Dogs can backtrack their own scent for miles even hours after they've become 'lost'. They'll typically come back on their own. My worry is cars, however if you have wilderness out your back door that shouldn't be much of a problem. The dog will get tired after chasing after the deer and come back. There's plenty of times I've lost my V when hunting and found them back at the truck waiting for me, after I looked for them for hours. 

I'm sure it will be fine.

Chris


----------



## madaboutvizslas (Nov 12, 2008)

I noticed the other day when out hunting with my V how she knew where some of the game trails were. I have only taken her down this one trail 3 times and she seems to know where to break off onto a smaller game trail that I have been taking. I thought at the time WOW how does she know that trail is there. I figure either she has a good memory or she can smell the foot traffic of other hunters that may have been down there in the last day or so.


----------



## kunik1962 (Mar 10, 2009)

Okay I just wanted to pass on that Palo (dogs name) has now been in the family for just over two weeks and all I can say is that he is a total joy to have in our lives. He is really settling into the routine. He is so much different than our Malamute. He is eating 4 cups of high quality dog food each day now and still is not putting on any weight. He is now behaving in the car and not trying to climb over my lap to get out a door when its opened (he does start to shake a bunch though in excitement). I am still working on his jumping up to greet people and his desire to "counter surf." 

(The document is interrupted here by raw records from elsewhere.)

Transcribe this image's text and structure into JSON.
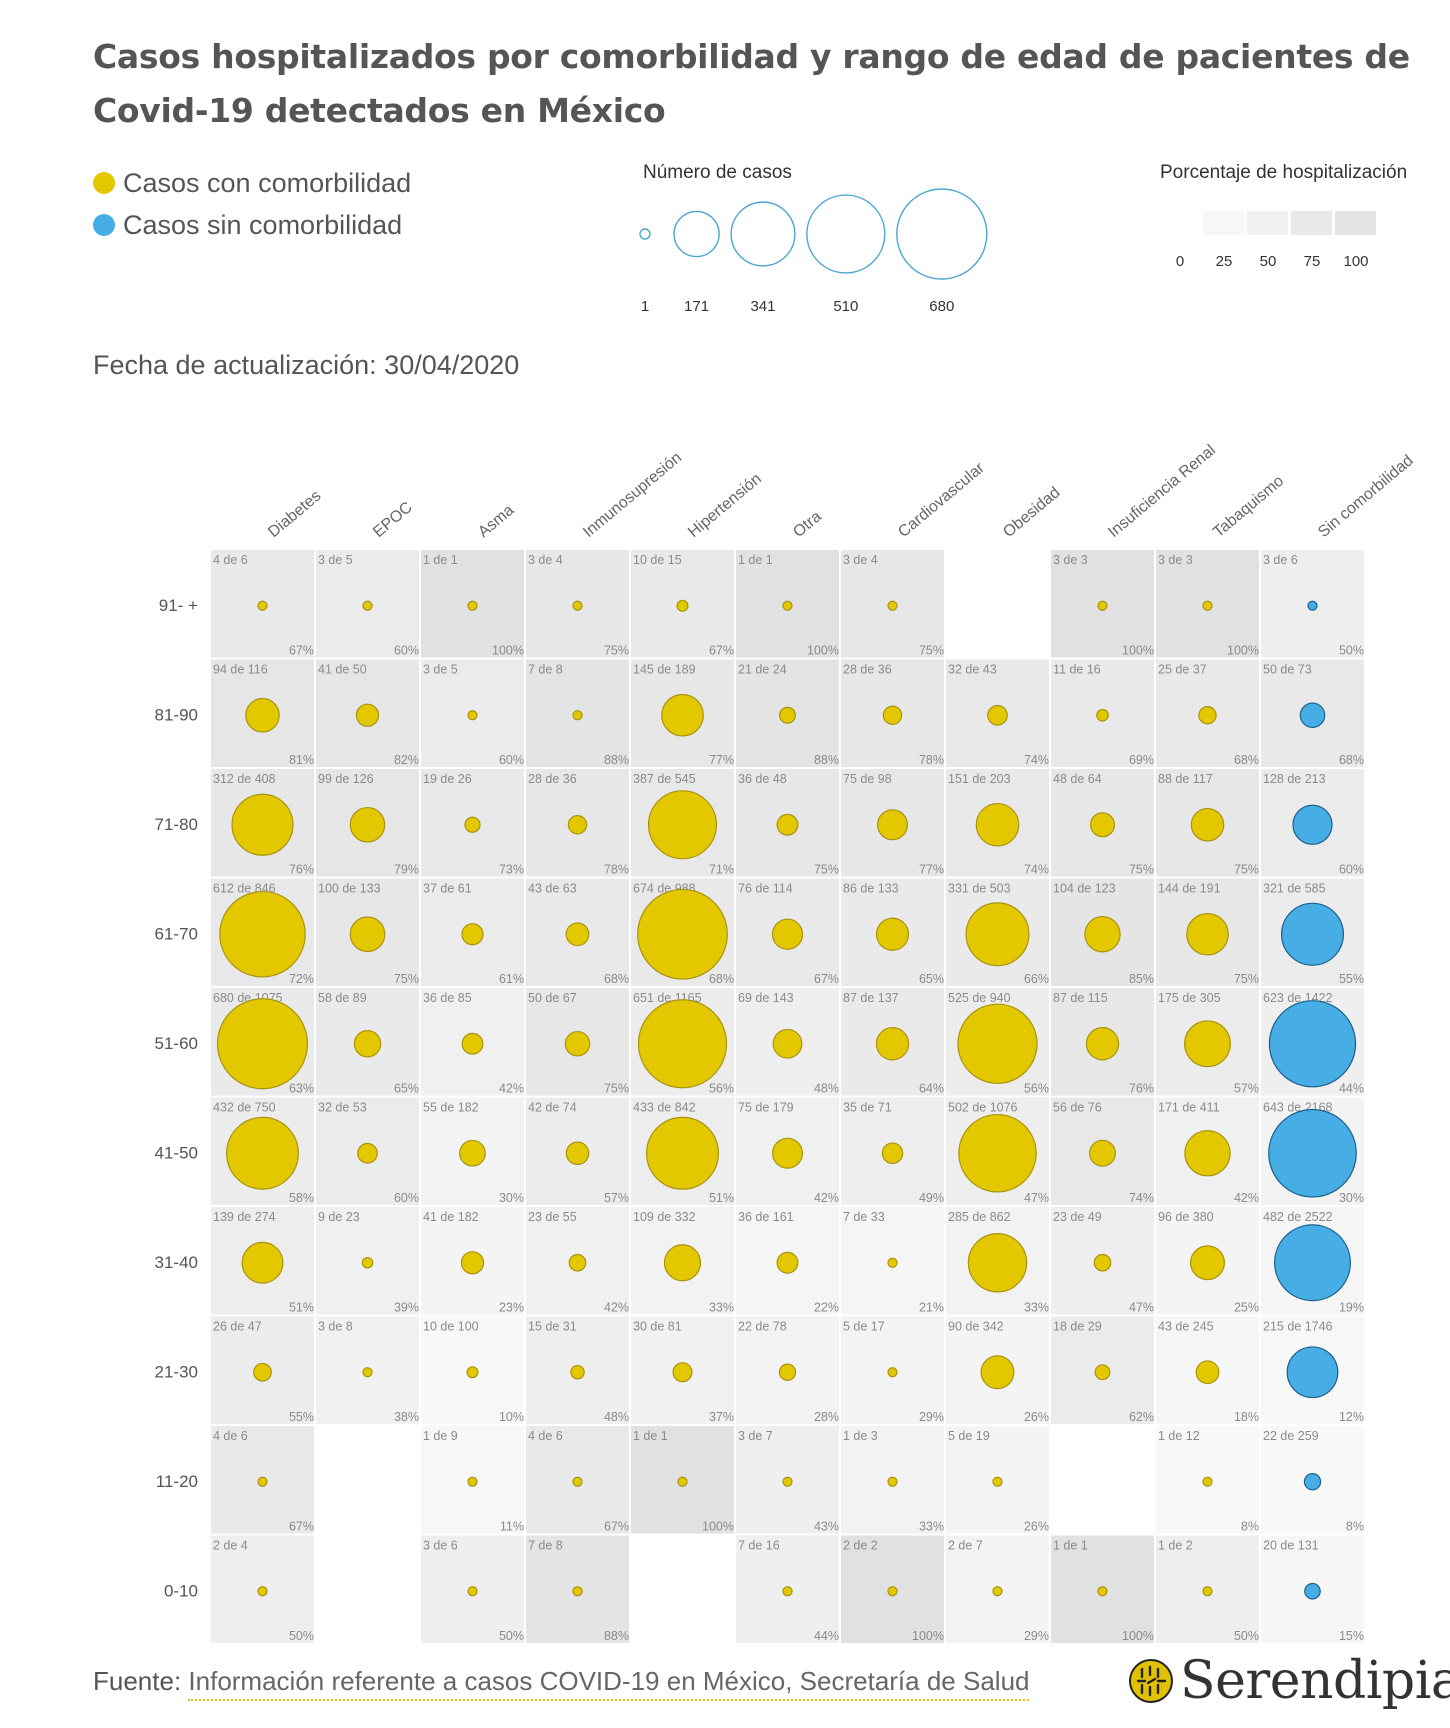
{
  "title": "Casos hospitalizados por comorbilidad y rango de edad de pacientes de Covid-19 detectados en México",
  "legend": {
    "with_comorbidity": "Casos con comorbilidad",
    "without_comorbidity": "Casos sin comorbilidad",
    "size_title": "Número de casos",
    "size_values": [
      1,
      171,
      341,
      510,
      680
    ],
    "pct_title": "Porcentaje de hospitalización",
    "pct_values": [
      0,
      25,
      50,
      75,
      100
    ]
  },
  "updated": "Fecha de actualización: 30/04/2020",
  "footer": {
    "source_label": "Fuente: ",
    "source_text": "Información referente a casos COVID-19 en México, Secretaría de Salud",
    "logo_text": "Serendipia"
  },
  "colors": {
    "with_comorbidity": "#e3c800",
    "with_comorbidity_stroke": "#a89310",
    "without_comorbidity": "#46aee4",
    "without_comorbidity_stroke": "#1d5f8a",
    "size_legend_stroke": "#4ea7cf"
  },
  "chart_data": {
    "type": "bubble-matrix",
    "columns": [
      "Diabetes",
      "EPOC",
      "Asma",
      "Inmunosupresión",
      "Hipertensión",
      "Otra",
      "Cardiovascular",
      "Obesidad",
      "Insuficiencia Renal",
      "Tabaquismo",
      "Sin comorbilidad"
    ],
    "rows": [
      "91- +",
      "81-90",
      "71-80",
      "61-70",
      "51-60",
      "41-50",
      "31-40",
      "21-30",
      "11-20",
      "0-10"
    ],
    "cells": [
      [
        [
          4,
          6
        ],
        [
          3,
          5
        ],
        [
          1,
          1
        ],
        [
          3,
          4
        ],
        [
          10,
          15
        ],
        [
          1,
          1
        ],
        [
          3,
          4
        ],
        null,
        [
          3,
          3
        ],
        [
          3,
          3
        ],
        [
          3,
          6
        ]
      ],
      [
        [
          94,
          116
        ],
        [
          41,
          50
        ],
        [
          3,
          5
        ],
        [
          7,
          8
        ],
        [
          145,
          189
        ],
        [
          21,
          24
        ],
        [
          28,
          36
        ],
        [
          32,
          43
        ],
        [
          11,
          16
        ],
        [
          25,
          37
        ],
        [
          50,
          73
        ]
      ],
      [
        [
          312,
          408
        ],
        [
          99,
          126
        ],
        [
          19,
          26
        ],
        [
          28,
          36
        ],
        [
          387,
          545
        ],
        [
          36,
          48
        ],
        [
          75,
          98
        ],
        [
          151,
          203
        ],
        [
          48,
          64
        ],
        [
          88,
          117
        ],
        [
          128,
          213
        ]
      ],
      [
        [
          612,
          846
        ],
        [
          100,
          133
        ],
        [
          37,
          61
        ],
        [
          43,
          63
        ],
        [
          674,
          988
        ],
        [
          76,
          114
        ],
        [
          86,
          133
        ],
        [
          331,
          503
        ],
        [
          104,
          123
        ],
        [
          144,
          191
        ],
        [
          321,
          585
        ]
      ],
      [
        [
          680,
          1075
        ],
        [
          58,
          89
        ],
        [
          36,
          85
        ],
        [
          50,
          67
        ],
        [
          651,
          1165
        ],
        [
          69,
          143
        ],
        [
          87,
          137
        ],
        [
          525,
          940
        ],
        [
          87,
          115
        ],
        [
          175,
          305
        ],
        [
          623,
          1422
        ]
      ],
      [
        [
          432,
          750
        ],
        [
          32,
          53
        ],
        [
          55,
          182
        ],
        [
          42,
          74
        ],
        [
          433,
          842
        ],
        [
          75,
          179
        ],
        [
          35,
          71
        ],
        [
          502,
          1076
        ],
        [
          56,
          76
        ],
        [
          171,
          411
        ],
        [
          643,
          2168
        ]
      ],
      [
        [
          139,
          274
        ],
        [
          9,
          23
        ],
        [
          41,
          182
        ],
        [
          23,
          55
        ],
        [
          109,
          332
        ],
        [
          36,
          161
        ],
        [
          7,
          33
        ],
        [
          285,
          862
        ],
        [
          23,
          49
        ],
        [
          96,
          380
        ],
        [
          482,
          2522
        ]
      ],
      [
        [
          26,
          47
        ],
        [
          3,
          8
        ],
        [
          10,
          100
        ],
        [
          15,
          31
        ],
        [
          30,
          81
        ],
        [
          22,
          78
        ],
        [
          5,
          17
        ],
        [
          90,
          342
        ],
        [
          18,
          29
        ],
        [
          43,
          245
        ],
        [
          215,
          1746
        ]
      ],
      [
        [
          4,
          6
        ],
        null,
        [
          1,
          9
        ],
        [
          4,
          6
        ],
        [
          1,
          1
        ],
        [
          3,
          7
        ],
        [
          1,
          3
        ],
        [
          5,
          19
        ],
        null,
        [
          1,
          12
        ],
        [
          22,
          259
        ]
      ],
      [
        [
          2,
          4
        ],
        null,
        [
          3,
          6
        ],
        [
          7,
          8
        ],
        null,
        [
          7,
          16
        ],
        [
          2,
          2
        ],
        [
          2,
          7
        ],
        [
          1,
          1
        ],
        [
          1,
          2
        ],
        [
          20,
          131
        ]
      ]
    ],
    "percentages": [
      [
        "67%",
        "60%",
        "100%",
        "75%",
        "67%",
        "100%",
        "75%",
        null,
        "100%",
        "100%",
        "50%"
      ],
      [
        "81%",
        "82%",
        "60%",
        "88%",
        "77%",
        "88%",
        "78%",
        "74%",
        "69%",
        "68%",
        "68%"
      ],
      [
        "76%",
        "79%",
        "73%",
        "78%",
        "71%",
        "75%",
        "77%",
        "74%",
        "75%",
        "75%",
        "60%"
      ],
      [
        "72%",
        "75%",
        "61%",
        "68%",
        "68%",
        "67%",
        "65%",
        "66%",
        "85%",
        "75%",
        "55%"
      ],
      [
        "63%",
        "65%",
        "42%",
        "75%",
        "56%",
        "48%",
        "64%",
        "56%",
        "76%",
        "57%",
        "44%"
      ],
      [
        "58%",
        "60%",
        "30%",
        "57%",
        "51%",
        "42%",
        "49%",
        "47%",
        "74%",
        "42%",
        "30%"
      ],
      [
        "51%",
        "39%",
        "23%",
        "42%",
        "33%",
        "22%",
        "21%",
        "33%",
        "47%",
        "25%",
        "19%"
      ],
      [
        "55%",
        "38%",
        "10%",
        "48%",
        "37%",
        "28%",
        "29%",
        "26%",
        "62%",
        "18%",
        "12%"
      ],
      [
        "67%",
        null,
        "11%",
        "67%",
        "100%",
        "43%",
        "33%",
        "26%",
        null,
        "8%",
        "8%"
      ],
      [
        "50%",
        null,
        "50%",
        "88%",
        null,
        "44%",
        "100%",
        "29%",
        "100%",
        "50%",
        "15%"
      ]
    ],
    "size_max_cases": 680,
    "pct_range": [
      0,
      100
    ]
  }
}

The first few times in the dog park were interesting as he kept pretty close to me. Now he runs and runs and always "checks back in" to make sure I am here. Unlike my independent Malamute, Palo always comes when called no matter how far away he is. I don't know how I ever survived without this breed. 

He is a total lap dog and if you give him an inch he takes a mile as he tries to scoot up into your lap, heck I have even found myself pushed out of the chair I was sitting as he gets more and more comfortable for a nice cozy nap. Hate to say this but he sleeps in the bed with us, and I swear once he is settled you cannot move him - you'd think he weights a lot more than 47lbs.


----------



## VizslaLoverLexington (Nov 3, 2009)

Blaze said:


> Lucky you, you have a "normal " Vizsla! My male will turn 1 the end of this month and he is very much like yours in behaviour. Except I cannot get him to come when off lead in the woods. He won't go too far from me but when time to go .... no way ... too much fun chasing rabbits. And he knows what come means because he obeys me in the house or fenced yard.
> Best of luck - enjoy!!


My Katie should meet yours two V's in a pod it sounds like...She's just turned one and recall? what is that..there are squirrels, rabbits, ... to be chased! 

Sounds like the poster has a wonderful environment for her new rescue V. Congratulations!


----------



## Zero4910 (Sep 28, 2009)

kunik1962 said:


> ....He loves to get in bed under the covers and crawls way down by my feet when we go to bed.


^ I laughed so hard at this part

Good luck with your new bestest friend!


-adam


----------



## linkkm (Jan 4, 2009)

Yeah kunik1962, I do think the burrowing under the covers is a typical V trait as well. Nico sleeps right between us in bed too...he's either curled up in a ball at my feet (under the covers), sleeping perpendicular between us (so that my boyfriend and I have approximately 2 inches of room before falling off the bed and Nico has the rest of the bed, or....about 3 inches away from me with his head ON MY PILLOW! Add that to the sighs and other sounds Nico makes at night and it's quite an interesting sight! 

I've never been a dog owner before and I'm so glad we went with a V - they're the best dogs. Sometimes I swear Nico's almost human!!


----------



## Big Rick (Apr 14, 2009)

linkkm said:


> I've never been a dog owner before and I'm so glad we went with a V - they're the best dogs.


BOY! Having a V as your first dog is kinda like having your parents teach you to swim by tossing you in the pool! 

If you can handle your V you shouldn't have any problem with other breeds, save perhaps a border collie! ;D


----------